Problème / difficulté : Carlo, 52 ans, directeur d’EMS et coureur de fond assidu, consulte en raison de douleurs situées dans le bas du dos, les pieds et la nuque.
Bilan morpho‑psychologique : Carlo présente de nombreuses adaptations dites négatives de la verticalité, dont la plus évidente est une forte lordose cervicale, se manifestant par une posture typique de la « tête en avant ». Il présente également des jambes en O (genoux varum), probablement à l’origine de ses douleurs aux pieds, qui doivent compenser cette adaptation — phénomène accentué par la pratique intensive de la course à pied. Son corps est globalement assez spastique et tendu. Je m’interroge d’ailleurs sur sa capacité à poursuivre des marathons importants sans risquer d’aggraver ces compensations.
Fils de maçon et issu d’une seconde génération d’immigrés en Suisse, Carlo s’est juré de « réussir » sa vie. Volontaire, déterminé et ambitieux, il laisse peu de place à l’improvisation ou à la fantaisie dans son emploi du temps. Cette rigueur, qui l’a porté loin professionnellement et sportivement, semble aussi avoir contribué à rigidifier son corps et son rapport à l’effort.
Soins morphologiques : Sa posture très avachie est la conséquence d’une vie marquée par le stress, qui a fortement impacté son diaphragme. Pour compenser et pouvoir respirer lorsqu’il court, son corps a développé des mécanismes de substitution. En réalité, Carlo supporte très mal la position couchée sur le dos : elle « tire » sur sa musculature et lui donne l’impression d’être écrasé au niveau de la poitrine. Je place donc deux serviettes repliées sous sa tête afin de lui permettre de respirer plus librement. Le traitement avec Carlo est difficile : il ne se laisse pas vraiment aller. Au lieu de se détendre, il pratique le Souffle profond et les postures comme s’il s’agissait d’exercices de gymnastique, en forçant, persuadé qu’il peut accélérer son rétablissement par la volonté.
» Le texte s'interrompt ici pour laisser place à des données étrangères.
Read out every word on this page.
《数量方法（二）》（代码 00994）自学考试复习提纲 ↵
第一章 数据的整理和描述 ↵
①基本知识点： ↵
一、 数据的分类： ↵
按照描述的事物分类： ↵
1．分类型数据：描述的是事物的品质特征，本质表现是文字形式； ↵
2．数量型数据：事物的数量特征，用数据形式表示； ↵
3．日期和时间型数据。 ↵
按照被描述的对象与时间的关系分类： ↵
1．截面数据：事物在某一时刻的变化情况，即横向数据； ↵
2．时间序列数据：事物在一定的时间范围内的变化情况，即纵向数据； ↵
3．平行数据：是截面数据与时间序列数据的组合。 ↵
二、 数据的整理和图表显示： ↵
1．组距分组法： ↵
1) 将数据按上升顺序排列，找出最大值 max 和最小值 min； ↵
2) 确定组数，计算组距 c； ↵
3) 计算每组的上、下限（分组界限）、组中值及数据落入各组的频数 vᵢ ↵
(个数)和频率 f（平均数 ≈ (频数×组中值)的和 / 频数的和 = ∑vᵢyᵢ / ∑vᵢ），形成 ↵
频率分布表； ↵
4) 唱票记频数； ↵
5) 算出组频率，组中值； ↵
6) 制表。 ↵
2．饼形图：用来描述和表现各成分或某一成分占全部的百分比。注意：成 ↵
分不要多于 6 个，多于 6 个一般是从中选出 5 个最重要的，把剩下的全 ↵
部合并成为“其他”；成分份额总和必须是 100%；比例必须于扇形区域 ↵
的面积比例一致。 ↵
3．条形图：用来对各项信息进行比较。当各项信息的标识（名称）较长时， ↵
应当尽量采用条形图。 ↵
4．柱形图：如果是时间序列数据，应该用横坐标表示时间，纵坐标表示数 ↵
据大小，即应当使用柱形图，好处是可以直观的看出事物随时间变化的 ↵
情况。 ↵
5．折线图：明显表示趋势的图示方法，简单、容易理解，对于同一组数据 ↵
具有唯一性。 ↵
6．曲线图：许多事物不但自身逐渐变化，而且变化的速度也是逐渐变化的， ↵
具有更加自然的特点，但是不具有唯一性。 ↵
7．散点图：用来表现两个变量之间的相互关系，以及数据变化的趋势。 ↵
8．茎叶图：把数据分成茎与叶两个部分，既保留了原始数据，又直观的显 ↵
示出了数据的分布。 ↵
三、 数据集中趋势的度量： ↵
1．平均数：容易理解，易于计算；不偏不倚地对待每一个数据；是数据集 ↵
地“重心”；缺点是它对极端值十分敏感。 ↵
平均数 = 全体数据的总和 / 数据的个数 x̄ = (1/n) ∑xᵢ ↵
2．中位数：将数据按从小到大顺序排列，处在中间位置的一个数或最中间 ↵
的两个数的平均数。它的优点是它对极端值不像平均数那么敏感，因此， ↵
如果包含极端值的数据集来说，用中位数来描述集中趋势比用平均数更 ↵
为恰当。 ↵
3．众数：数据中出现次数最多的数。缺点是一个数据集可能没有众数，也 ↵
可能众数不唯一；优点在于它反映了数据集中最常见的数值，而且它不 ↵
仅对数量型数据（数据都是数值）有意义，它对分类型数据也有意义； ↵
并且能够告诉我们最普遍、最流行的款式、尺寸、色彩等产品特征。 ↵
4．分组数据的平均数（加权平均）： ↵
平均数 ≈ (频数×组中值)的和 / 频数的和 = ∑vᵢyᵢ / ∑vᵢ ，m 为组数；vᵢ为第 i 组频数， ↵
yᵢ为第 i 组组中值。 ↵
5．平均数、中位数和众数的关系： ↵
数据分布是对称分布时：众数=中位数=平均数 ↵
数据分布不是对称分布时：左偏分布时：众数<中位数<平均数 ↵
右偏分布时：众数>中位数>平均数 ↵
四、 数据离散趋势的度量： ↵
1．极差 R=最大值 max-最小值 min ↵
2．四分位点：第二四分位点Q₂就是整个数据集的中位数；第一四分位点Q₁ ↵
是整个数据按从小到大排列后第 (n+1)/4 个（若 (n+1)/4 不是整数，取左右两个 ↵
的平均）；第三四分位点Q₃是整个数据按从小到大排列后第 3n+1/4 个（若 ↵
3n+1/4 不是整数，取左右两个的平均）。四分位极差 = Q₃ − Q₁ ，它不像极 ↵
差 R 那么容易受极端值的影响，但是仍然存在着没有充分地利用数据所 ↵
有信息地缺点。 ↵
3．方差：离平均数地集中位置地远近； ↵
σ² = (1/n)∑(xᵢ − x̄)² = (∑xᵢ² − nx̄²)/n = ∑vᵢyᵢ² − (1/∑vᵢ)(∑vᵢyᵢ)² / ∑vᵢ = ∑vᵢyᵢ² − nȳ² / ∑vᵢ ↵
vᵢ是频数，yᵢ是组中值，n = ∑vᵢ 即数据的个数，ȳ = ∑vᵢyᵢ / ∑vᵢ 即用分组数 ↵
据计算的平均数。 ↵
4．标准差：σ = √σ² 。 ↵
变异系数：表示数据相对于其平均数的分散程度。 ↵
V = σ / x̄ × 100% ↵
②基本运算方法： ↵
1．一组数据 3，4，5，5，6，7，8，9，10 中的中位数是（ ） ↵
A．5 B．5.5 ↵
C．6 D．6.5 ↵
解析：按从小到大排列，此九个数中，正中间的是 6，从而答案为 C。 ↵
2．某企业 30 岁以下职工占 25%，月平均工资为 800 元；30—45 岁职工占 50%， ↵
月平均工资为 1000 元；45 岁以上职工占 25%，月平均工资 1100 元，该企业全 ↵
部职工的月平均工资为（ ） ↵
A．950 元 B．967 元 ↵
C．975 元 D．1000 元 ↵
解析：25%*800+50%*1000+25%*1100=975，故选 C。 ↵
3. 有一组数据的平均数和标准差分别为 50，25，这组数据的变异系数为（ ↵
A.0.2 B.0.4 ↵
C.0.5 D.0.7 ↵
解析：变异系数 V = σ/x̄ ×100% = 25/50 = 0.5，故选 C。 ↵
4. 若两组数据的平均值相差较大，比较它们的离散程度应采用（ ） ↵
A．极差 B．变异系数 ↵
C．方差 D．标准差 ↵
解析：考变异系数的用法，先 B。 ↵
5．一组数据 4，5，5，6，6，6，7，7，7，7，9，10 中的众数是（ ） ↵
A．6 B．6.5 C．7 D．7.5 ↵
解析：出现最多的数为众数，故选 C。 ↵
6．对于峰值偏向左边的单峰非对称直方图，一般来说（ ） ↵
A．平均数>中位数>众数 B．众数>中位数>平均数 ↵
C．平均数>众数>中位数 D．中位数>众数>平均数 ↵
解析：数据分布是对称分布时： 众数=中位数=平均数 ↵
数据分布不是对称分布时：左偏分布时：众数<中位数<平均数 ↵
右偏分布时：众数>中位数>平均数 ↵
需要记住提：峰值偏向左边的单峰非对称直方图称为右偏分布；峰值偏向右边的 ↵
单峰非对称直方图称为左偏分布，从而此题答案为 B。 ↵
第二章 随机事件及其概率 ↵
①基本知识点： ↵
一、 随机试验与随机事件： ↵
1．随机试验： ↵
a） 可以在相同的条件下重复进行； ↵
Soins psychologiques : Sans une remise en question fondamentale de son mode de vie, Carlo se dirige vers une catastrophe au niveau de ses disques intervertébraux — voire davantage. Son tempérament volontaire et combatif masque en réalité un fond dépressif contre lequel il lutte par l’action permanente. Je décide de suspendre le traitement après seulement trois rencontres et l’invite à reprendre contact lorsqu’il sera prêt à envisager de véritables changements dans son mode de vie.